We flocie tej firmy jest obecnie około 400 aut. Osiem procent z nich to pojazdy elektryczne. Dotychczas pilotażowo w Rzeszowie do oferty wprowadzone zostały samochody wyłącznie z takim napędem. - Na tym etapie naszej działalności nie planujemy poszerzać naszej oferty o pojazdy retro. Zdecydowanie najwięcej w naszej usłudze jest samochodów w segmencie premium i na tej grupie obecnie koncentruje się nasz rozwój – zaznacza Błaszczak.
Zapytaliśmy Ministerstwo Klimatu i Środowiska o powody propozycji dopuszczenia na buspasy aut carsharingowych niezależnie od tego, jakim silnikiem są one napędzane. Chcieliśmy też dowiedzieć się, czy podczas przygotowywania tej części projektu wzięty został pod uwagę fakt, że popularne firmy świadczące takie usługi wprowadzają do swojej oferty dawne modele aut lub samochody sportowe z napędem spalinowym.
Do momentu publikacji artykułu nie otrzymaliśmy odpowiedzi.
Jakie zmiany proponuje ZDM?
Stołeczni drogowcy postulują też, by ograniczyć zwolnienie aut z carsharingu z opłat za postój do wypożyczania krótkoterminowego oraz do aut napędzanych elektrycznie, gazem CNG bądź wodorem. Ich zdaniem dopuszczenie darmowego parkowania dla takich pojazdów odbije się na mieszkańcach, którzy będą mieli problemy ze znalezieniem wolnego miejsca. "W praktyce może to oznaczać przywilej darmowego magazynowania aut w centrach miast przez kilka firm, co jest zupełnie niezrozumiałe w kontekście celu, jaki ma osiągnąć ustawa" – twierdzi Puchalski.

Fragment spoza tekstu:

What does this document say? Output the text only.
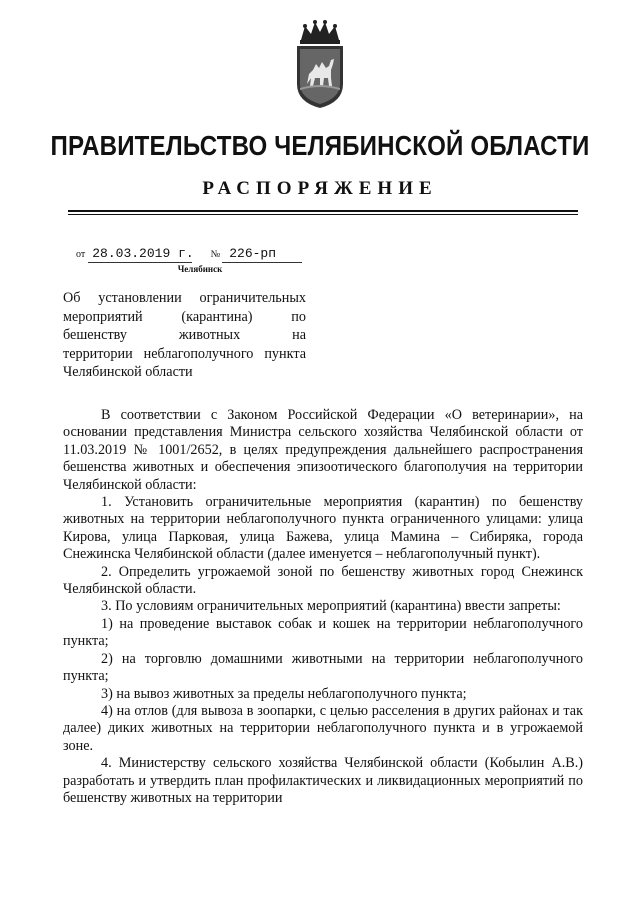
ПРАВИТЕЛЬСТВО ЧЕЛЯБИНСКОЙ ОБЛАСТИ
РАСПОРЯЖЕНИЕ
от 28.03.2019 г. № 226-рп
Челябинск
Об установлении ограничительных
мероприятий (карантина) по
бешенству животных на
территории неблагополучного пункта
Челябинской области

В соответствии с Законом Российской Федерации «О ветеринарии», на основании представления Министра сельского хозяйства Челябинской области от 11.03.2019 № 1001/2652, в целях предупреждения дальнейшего распространения бешенства животных и обеспечения эпизоотического благополучия на территории Челябинской области:

1. Установить ограничительные мероприятия (карантин) по бешенству животных на территории неблагополучного пункта ограниченного улицами: улица Кирова, улица Парковая, улица Бажева, улица Мамина – Сибиряка, города Снежинска Челябинской области (далее именуется – неблагополучный пункт).

2. Определить угрожаемой зоной по бешенству животных город Снежинск Челябинской области.

3. По условиям ограничительных мероприятий (карантина) ввести запреты:

1) на проведение выставок собак и кошек на территории неблагополучного пункта;

2) на торговлю домашними животными на территории неблагополучного пункта;

3) на вывоз животных за пределы неблагополучного пункта;

4) на отлов (для вывоза в зоопарки, с целью расселения в других районах и так далее) диких животных на территории неблагополучного пункта и в угрожаемой зоне.

4. Министерству сельского хозяйства Челябинской области (Кобылин А.В.) разработать и утвердить план профилактических и ликвидационных мероприятий по бешенству животных на территории
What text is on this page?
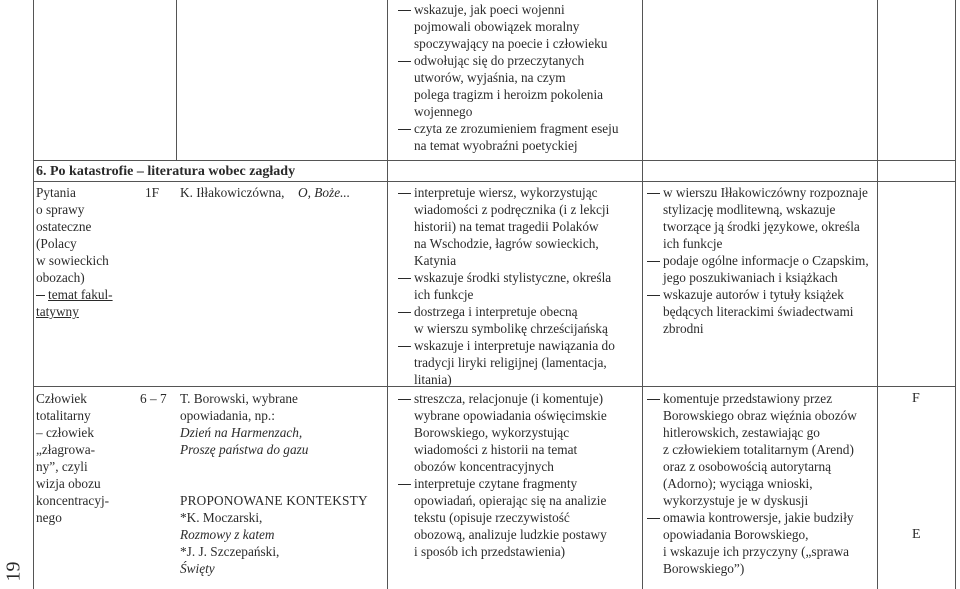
19
wskazuje, jak poeci wojenni
pojmowali obowiązek moralny
spoczywający na poecie i człowieku
odwołując się do przeczytanych
utworów, wyjaśnia, na czym
polega tragizm i heroizm pokolenia
wojennego
czyta ze zrozumieniem fragment eseju
na temat wyobraźni poetyckiej
6. Po katastrofie – literatura wobec zagłady
Pytania
o sprawy
ostateczne
(Polacy
w sowieckich
obozach)
temat fakul-
tatywny
1F K. Iłłakowiczówna, O, Boże...	interpretuje wiersz, wykorzystując
wiadomości z podręcznika (i z lekcji
historii) na temat tragedii Polaków
na Wschodzie, łagrów sowieckich,
Katynia
wskazuje środki stylistyczne, określa
ich funkcje
dostrzega i interpretuje obecną
w wierszu symbolikę chrześcijańską
wskazuje i interpretuje nawiązania do
tradycji liryki religijnej (lamentacja,
litania)
w wierszu Iłłakowiczówny rozpoznaje
stylizację modlitewną, wskazuje
tworzące ją środki językowe, określa
ich funkcje
podaje ogólne informacje o Czapskim,
jego poszukiwaniach i książkach
wskazuje autorów i tytuły książek
będących literackimi świadectwami
zbrodni
Człowiek
totalitarny
– człowiek
„złagrowa-
ny”, czyli
wizja obozu
koncentracyj-
nego
6 – 7 T. Borowski, wybrane
opowiadania, np.:
Dzień na Harmenzach,
Proszę państwa do gazu
PROPONOWANE KONTEKSTY
*K. Moczarski,
Rozmowy z katem
*J. J. Szczepański,
Święty
streszcza, relacjonuje (i komentuje)
wybrane opowiadania oświęcimskie
Borowskiego, wykorzystując
wiadomości z historii na temat
obozów koncentracyjnych
interpretuje czytane fragmenty
opowiadań, opierając się na analizie
tekstu (opisuje rzeczywistość
obozową, analizuje ludzkie postawy
i sposób ich przedstawienia)
komentuje przedstawiony przez
Borowskiego obraz więźnia obozów
hitlerowskich, zestawiając go
z człowiekiem totalitarnym (Arend)
oraz z osobowością autorytarną
(Adorno); wyciąga wnioski,
wykorzystuje je w dyskusji
omawia kontrowersje, jakie budziły
opowiadania Borowskiego,
i wskazuje ich przyczyny („sprawa
Borowskiego”)
F
E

Złożone przez ZDM uwagi dotyczą także zasad funkcjonowania stref czystego transportu. W projekcie ustawy zapisano, że ich tworzenie będzie obowiązkowe w miastach powyżej 100 tysięcy mieszkańców, a bez opłat mogłyby do nich wjeżdżać "pojazdy mikro- i małych przedsiębiorców wykonujących działalność gospodarczą na terenie strefy" oraz "pojazdy użytkowane w celu pomocy osobom potrzebującym wsparcia w niezbędnych sprawa życia codziennego". Drogowcy twierdzą, że w praktyce oznacza to, że za darmo wjedzie niemal każdy, bo katalog jest zbyt szeroki i niejasny. Jednocześnie nie ma w nim rowerów, więc rowerzyści mogliby zostać zmuszeni do ponoszenia opłat za wjazd do strefy.
Skrytykowano też sztywną stawkę opłaty za wjazd od kierowców, których auta nie spełniają wymogów strefy czystego transportu. Zdaniem ZDM, na przestrzeni lat straciłaby ona swoją dolegliwość, a w dodatku w przepisach nie określono żadnej kary za brak uiszczenia takiej opłaty.